Uri’s Favorite Tools
Far and away our most important tool is the Ghost platform, far and away the best place to write a modern blog, newsletter, podcast, or other membership site. Ghost’s combination of technical excellence, stylish design and true independence for creators is like nothing else out there.
Churnbuster has been great for us. Essentially, they send well-tailored emails to customers whose credit cards have expired, and have an implausible success rate at winning those people back. The Churnbuster subscription pays for itself many times over!
Finally, ListenNotes does amazing things with podcast feeds. Basically, they allow us to create a feed of all our favorite podcast episodes from many different shows, one of our popular subscriber features.
His Biggest Challenge
Scaling up slightly from a very small business to just a regular small business is really hard. You often feel like you don’t have enough time/money/attention to overcome the hurdles you would need in order to free up more time/money/attention to get to the next level.
I wish I had something wise to say about this, but I don’t!
The trick is probably to be very strategic about focusing on the most important bottlenecks, but…. the problem is exactly that you feel like you don’t have the time/money/attention to do that!
His Most Impressive Accomplishment
This will sound very corny but I truly believe that staying true to our values, remaining best friends (and a huge huge fan) of every person on my team, and constantly attracting readers who I respect and admire, is worth more than making billions or grabbing headlines.

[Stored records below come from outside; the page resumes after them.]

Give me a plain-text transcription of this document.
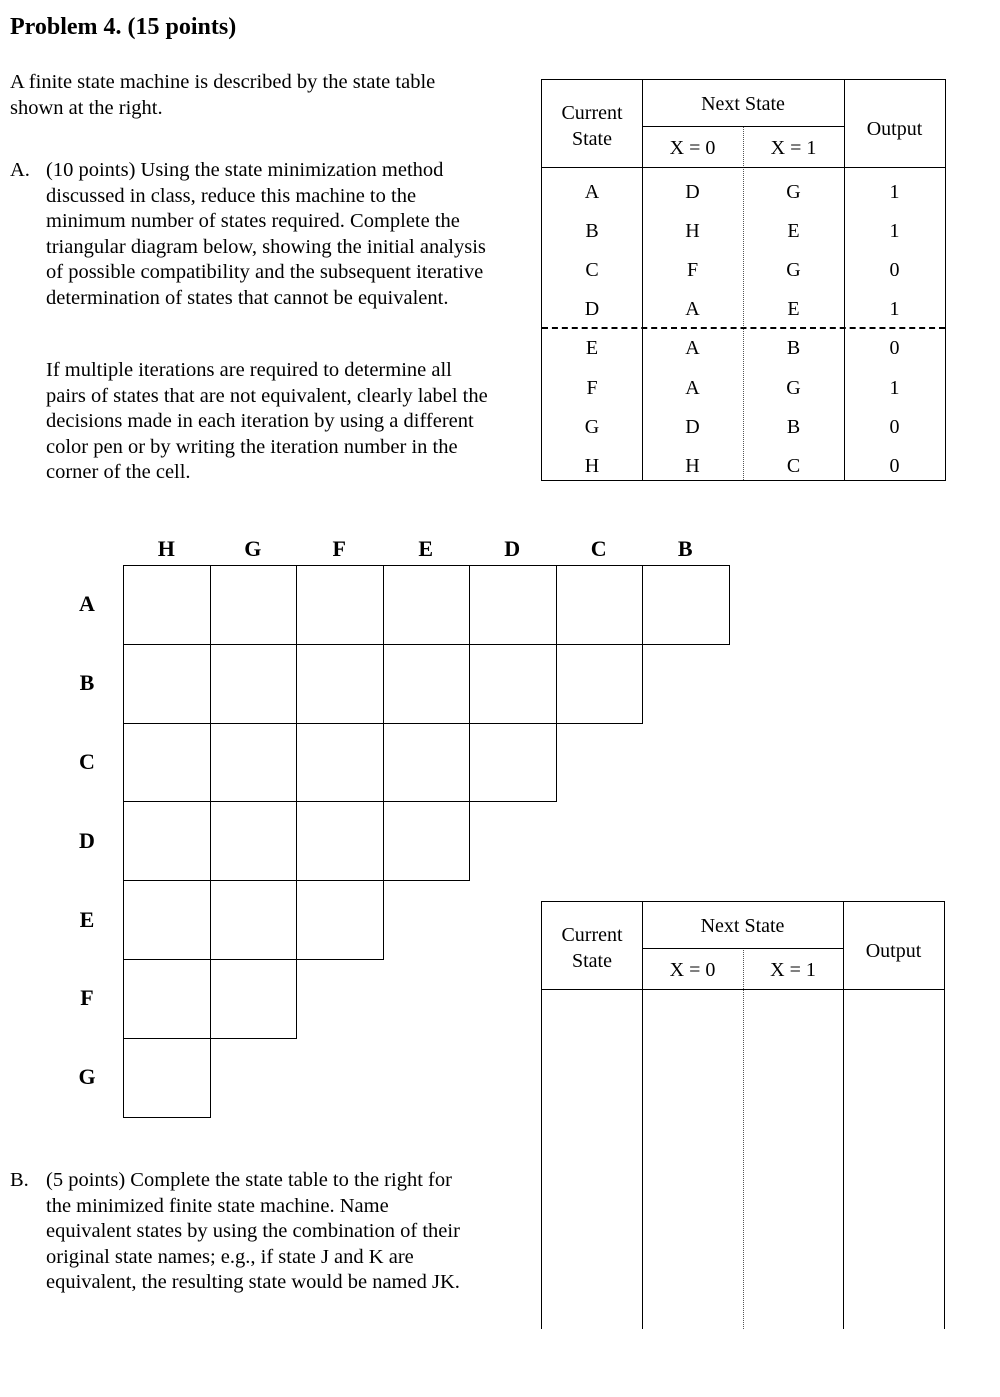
Problem 4. (15 points)
A finite state machine is described by the state table shown at the right.
A. (10 points) Using the state minimization method discussed in class, reduce this machine to the minimum number of states required. Complete the triangular diagram below, showing the initial analysis of possible compatibility and the subsequent iterative determination of states that cannot be equivalent.
If multiple iterations are required to determine all pairs of states that are not equivalent, clearly label the decisions made in each iteration by using a different color pen or by writing the iteration number in the corner of the cell.
B. (5 points) Complete the state table to the right for the minimized finite state machine. Name equivalent states by using the combination of their original state names; e.g., if state J and K are equivalent, the resulting state would be named JK.
Current State
Next State
X = 0	X = 1
Output
A	D	G	1
B	H	E	1
C	F	G	0
D	A	E	1
E	A	B	0
F	A	G	1
G	D	B	0
H	H	C	0
Current State
Next State
X = 0	X = 1
Output
H	G	F	E	D	C	B
A
B
C
D
E
F
G
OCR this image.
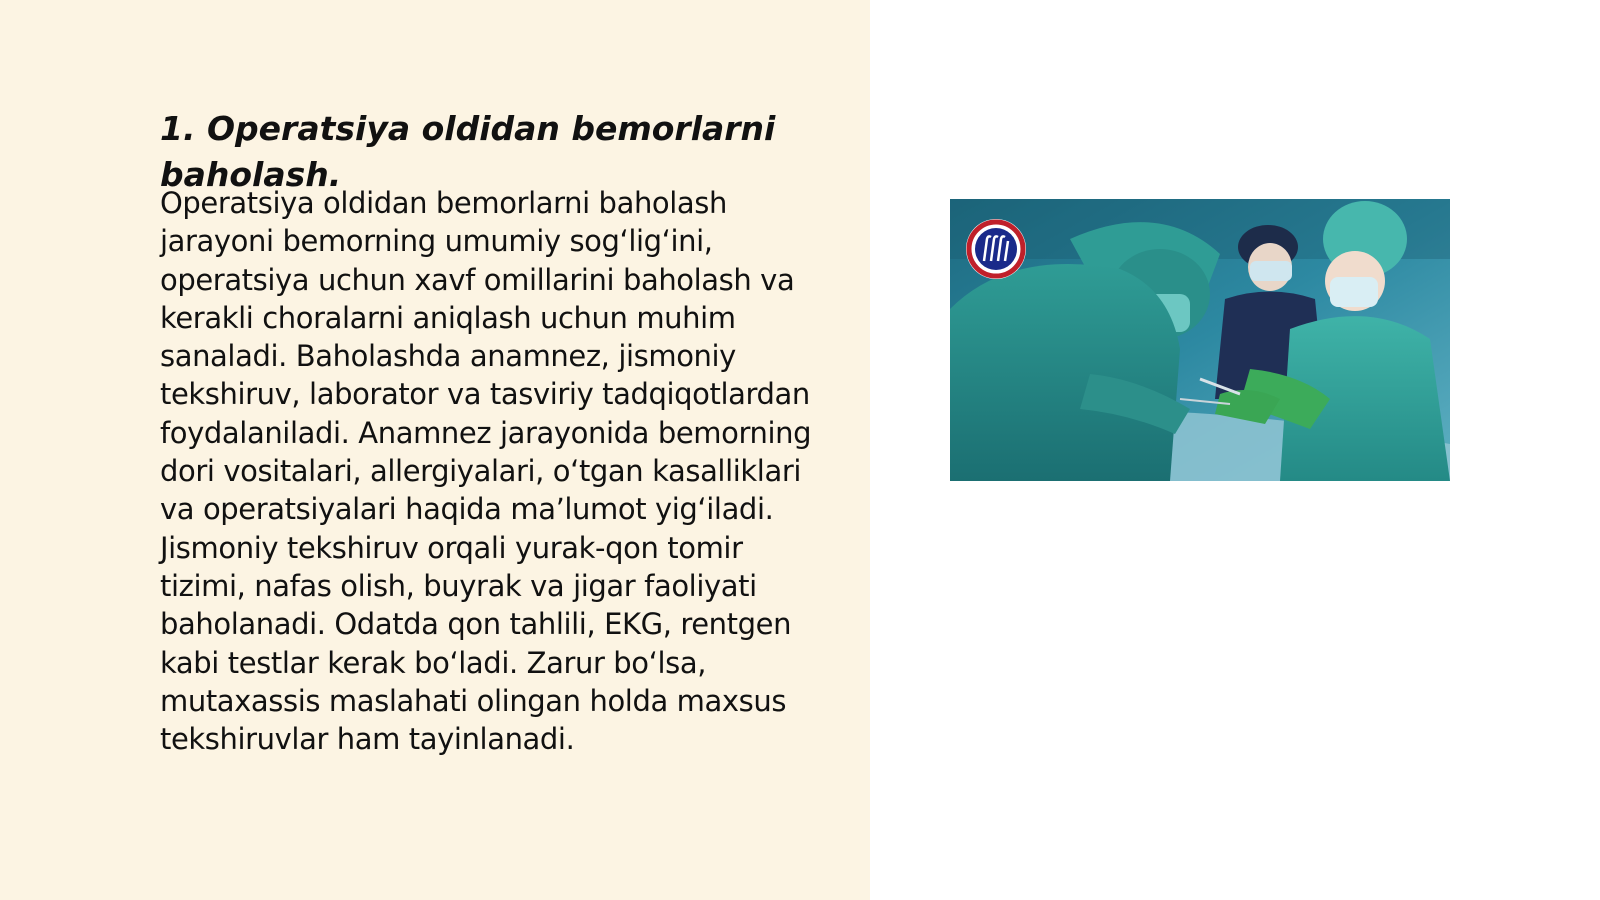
1. Operatsiya oldidan bemorlarni baholash.

Operatsiya oldidan bemorlarni baholash jarayoni bemorning umumiy sog‘lig‘ini, operatsiya uchun xavf omillarini baholash va kerakli choralarni aniqlash uchun muhim sanaladi. Baholashda anamnez, jismoniy tekshiruv, laborator va tasviriy tadqiqotlardan foydalaniladi. Anamnez jarayonida bemorning dori vositalari, allergiyalari, o‘tgan kasalliklari va operatsiyalari haqida ma’lumot yig‘iladi. Jismoniy tekshiruv orqali yurak-qon tomir tizimi, nafas olish, buyrak va jigar faoliyati baholanadi. Odatda qon tahlili, EKG, rentgen kabi testlar kerak bo‘ladi. Zarur bo‘lsa, mutaxassis maslahati olingan holda maxsus tekshiruvlar ham tayinlanadi.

What He Wishes He Knew When He Started
I wish I had known to be suitably wary of over-funded VC-backed startups. Their interests often don’t align well with yours as a small business, even when they explain to you why in their case it’s different. Using indie software built by teams who really care about it seems to be more sustainable more of the time.
Uri’s Main Mistake
Our biggest mistake was signing up with Substack and giving them the benefit of the doubt long after they’d lost any right to it.
We originally took a chance by moving our successful newsletter onto their platform, doubling “their” paid subscriber base overnight, and trusted (what was then) a small team who promised to focus on supporting independent publishing.

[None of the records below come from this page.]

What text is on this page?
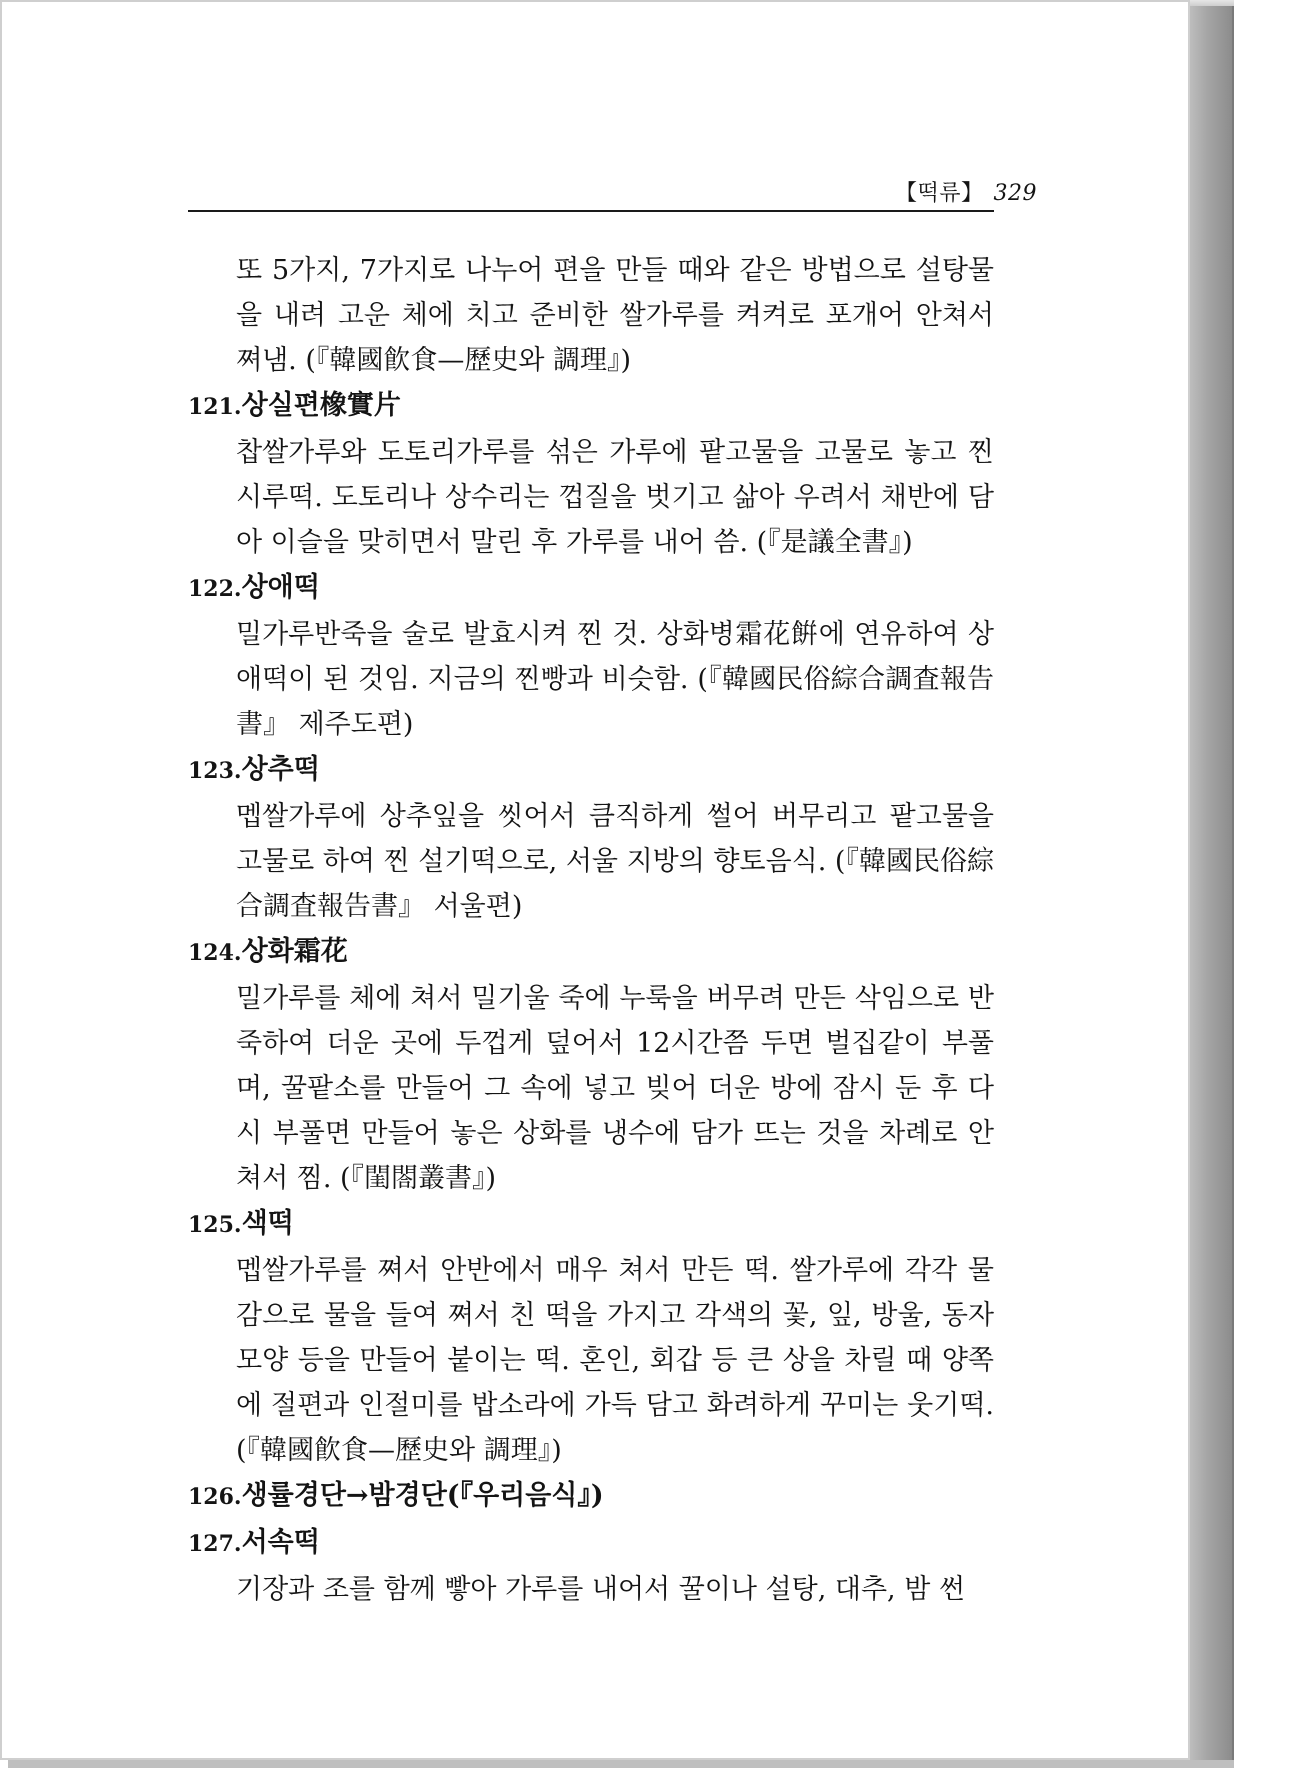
【떡류】 329

또 5가지, 7가지로 나누어 편을 만들 때와 같은 방법으로 설탕물을 내려 고운 체에 치고 준비한 쌀가루를 켜켜로 포개어 안쳐서 쪄냄. (『韓國飮食—歷史와 調理』)

121.상실편橡實片

찹쌀가루와 도토리가루를 섞은 가루에 팥고물을 고물로 놓고 찐 시루떡. 도토리나 상수리는 껍질을 벗기고 삶아 우려서 채반에 담아 이슬을 맞히면서 말린 후 가루를 내어 씀. (『是議全書』)

122.상애떡

밀가루반죽을 술로 발효시켜 찐 것. 상화병霜花餠에 연유하여 상애떡이 된 것임. 지금의 찐빵과 비슷함. (『韓國民俗綜合調査報告書』 제주도편)

123.상추떡

멥쌀가루에 상추잎을 씻어서 큼직하게 썰어 버무리고 팥고물을 고물로 하여 찐 설기떡으로, 서울 지방의 향토음식. (『韓國民俗綜合調査報告書』 서울편)

124.상화霜花

밀가루를 체에 쳐서 밀기울 죽에 누룩을 버무려 만든 삭임으로 반죽하여 더운 곳에 두껍게 덮어서 12시간쯤 두면 벌집같이 부풀며, 꿀팥소를 만들어 그 속에 넣고 빚어 더운 방에 잠시 둔 후 다시 부풀면 만들어 놓은 상화를 냉수에 담가 뜨는 것을 차례로 안쳐서 찜. (『閨閤叢書』)

125.색떡

멥쌀가루를 쪄서 안반에서 매우 쳐서 만든 떡. 쌀가루에 각각 물감으로 물을 들여 쪄서 친 떡을 가지고 각색의 꽃, 잎, 방울, 동자 모양 등을 만들어 붙이는 떡. 혼인, 회갑 등 큰 상을 차릴 때 양쪽에 절편과 인절미를 밥소라에 가득 담고 화려하게 꾸미는 웃기떡. (『韓國飮食—歷史와 調理』)

126.생률경단→밤경단(『우리음식』)

127.서속떡

기장과 조를 함께 빻아 가루를 내어서 꿀이나 설탕, 대추, 밤 썬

Unfortunately, it turns out they were promising things they couldn’t deliver to every different publisher, trying to keep squeezing their numbers and raise more capital so they could squeeze more numbers and raise more capital.
My sense is that many of their big publishers have tried to leave in the last year or two, but with (what’s left of) $80m of VC money in their pockets, Substack has a lot of levers to try to keep them on board.
Meanwhile, it feels like watching a speed run of every bad way to juice numbers. I just hope not too many small publishers get burned in the process.
His Advice for Other Entrepreneurs
Best of luck and hope it goes well for you!
Because without a bit of inner peace and tranquility, I think it’s hard to solve your practical business problems, though hey, some famous business leaders seem to be very successful while still having unsolved emotional issues, so that shows how little I know about anything!